East Africa Suits Japanese Demand
As operator, TotalEnergies holds a 26.5% stake in the Mozambique LNG project, with 30% of the offtake destined for India based on the combined shares held by partners Bharat Petroleum (10%), Oil India (10%), and ONGC Videsh (10%). Japan's Mitsui holds 20%, ENH (15%), and Thailand's PTTEP (8.5%).
For Asian consumers, LNG from Mozambique, whether it comes from TotalEnergies’ project or ExxonMobil (in partnership with Eni), is important given the country’s geographic position, far from chokepoints like the Straits of Hormuz, where geopolitical disputes can hobble deliveries from Middle East producers such as Qatar and the UAE.
For Japan, the world’s second-largest largest LNG importer after China, Mitsui’s 20% offtake from TotalEnergies’ project is likely to be sold to Japanese utilities such as JERA and Tokyo Gas, as well as to the Taiwanese oil company CPC, Nikkei Asia reported in August.
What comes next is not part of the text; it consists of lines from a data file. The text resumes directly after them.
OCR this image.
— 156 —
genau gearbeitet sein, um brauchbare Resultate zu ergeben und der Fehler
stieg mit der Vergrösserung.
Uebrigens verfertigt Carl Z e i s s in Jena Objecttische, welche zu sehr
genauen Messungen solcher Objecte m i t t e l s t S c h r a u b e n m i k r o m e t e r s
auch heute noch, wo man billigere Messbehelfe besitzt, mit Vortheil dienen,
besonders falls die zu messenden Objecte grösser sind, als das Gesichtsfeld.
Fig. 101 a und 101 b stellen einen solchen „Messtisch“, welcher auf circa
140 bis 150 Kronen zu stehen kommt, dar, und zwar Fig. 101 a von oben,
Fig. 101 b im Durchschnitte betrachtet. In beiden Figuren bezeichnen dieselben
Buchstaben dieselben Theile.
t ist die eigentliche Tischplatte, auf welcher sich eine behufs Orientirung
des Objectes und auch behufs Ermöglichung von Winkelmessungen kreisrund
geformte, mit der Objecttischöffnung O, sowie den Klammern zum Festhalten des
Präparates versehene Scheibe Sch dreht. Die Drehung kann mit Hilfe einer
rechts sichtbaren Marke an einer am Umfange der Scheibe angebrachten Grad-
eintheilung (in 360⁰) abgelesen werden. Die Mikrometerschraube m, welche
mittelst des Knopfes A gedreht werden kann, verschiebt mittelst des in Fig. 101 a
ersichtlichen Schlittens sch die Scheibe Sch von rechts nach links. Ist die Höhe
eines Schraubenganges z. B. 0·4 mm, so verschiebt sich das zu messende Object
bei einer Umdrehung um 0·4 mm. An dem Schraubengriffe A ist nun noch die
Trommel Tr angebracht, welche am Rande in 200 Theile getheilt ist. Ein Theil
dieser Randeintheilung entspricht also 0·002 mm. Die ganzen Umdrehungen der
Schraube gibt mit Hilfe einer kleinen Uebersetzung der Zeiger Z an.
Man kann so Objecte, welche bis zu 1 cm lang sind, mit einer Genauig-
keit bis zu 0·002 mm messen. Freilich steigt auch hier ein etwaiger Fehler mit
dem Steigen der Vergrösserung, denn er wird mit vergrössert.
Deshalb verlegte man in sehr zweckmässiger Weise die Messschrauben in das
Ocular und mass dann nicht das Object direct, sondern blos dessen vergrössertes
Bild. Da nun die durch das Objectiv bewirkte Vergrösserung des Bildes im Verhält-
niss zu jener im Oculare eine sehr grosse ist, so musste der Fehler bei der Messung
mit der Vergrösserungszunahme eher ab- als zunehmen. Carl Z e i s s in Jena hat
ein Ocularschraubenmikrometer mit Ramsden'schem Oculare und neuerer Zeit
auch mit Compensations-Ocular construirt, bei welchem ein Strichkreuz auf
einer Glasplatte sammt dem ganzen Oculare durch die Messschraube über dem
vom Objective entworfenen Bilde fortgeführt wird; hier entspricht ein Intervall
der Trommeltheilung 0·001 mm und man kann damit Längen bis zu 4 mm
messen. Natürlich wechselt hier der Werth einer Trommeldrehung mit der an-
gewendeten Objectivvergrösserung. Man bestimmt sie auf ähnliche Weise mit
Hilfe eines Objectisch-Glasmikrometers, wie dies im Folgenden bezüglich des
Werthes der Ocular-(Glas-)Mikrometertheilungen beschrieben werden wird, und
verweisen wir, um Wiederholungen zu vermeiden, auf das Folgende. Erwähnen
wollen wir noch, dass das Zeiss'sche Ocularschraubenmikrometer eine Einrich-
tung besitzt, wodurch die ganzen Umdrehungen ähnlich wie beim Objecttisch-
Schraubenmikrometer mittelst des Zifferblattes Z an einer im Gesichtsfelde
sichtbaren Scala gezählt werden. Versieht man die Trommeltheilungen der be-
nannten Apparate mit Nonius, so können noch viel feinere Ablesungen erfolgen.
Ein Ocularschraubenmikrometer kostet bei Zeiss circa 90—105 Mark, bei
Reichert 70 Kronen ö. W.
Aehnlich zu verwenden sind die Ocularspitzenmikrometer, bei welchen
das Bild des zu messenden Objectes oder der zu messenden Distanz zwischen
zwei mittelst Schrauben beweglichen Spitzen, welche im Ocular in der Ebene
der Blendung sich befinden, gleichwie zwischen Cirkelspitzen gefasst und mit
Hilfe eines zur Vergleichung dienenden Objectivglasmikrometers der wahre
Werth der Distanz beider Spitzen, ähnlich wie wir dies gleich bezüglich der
The Japanese government has also supported the project with loans and investments through government agencies.
Given the 4-year delay created by force majeure, however, Japan has sought alternatives. For example, the Nigerian National Petroleum Company (NNPC) shipped its first-ever LNG cargo to Japan in June 2024, NNPC said in a press release at the time.
Japan is widely reported to be eyeing suppliers in Malaysia while also strengthening supply chains with Australia's LNG industry and with the US, where Tokyo Gas and JERA have invested in Haynesville shale acreage as well as assets further downstream along the Gulf Coast.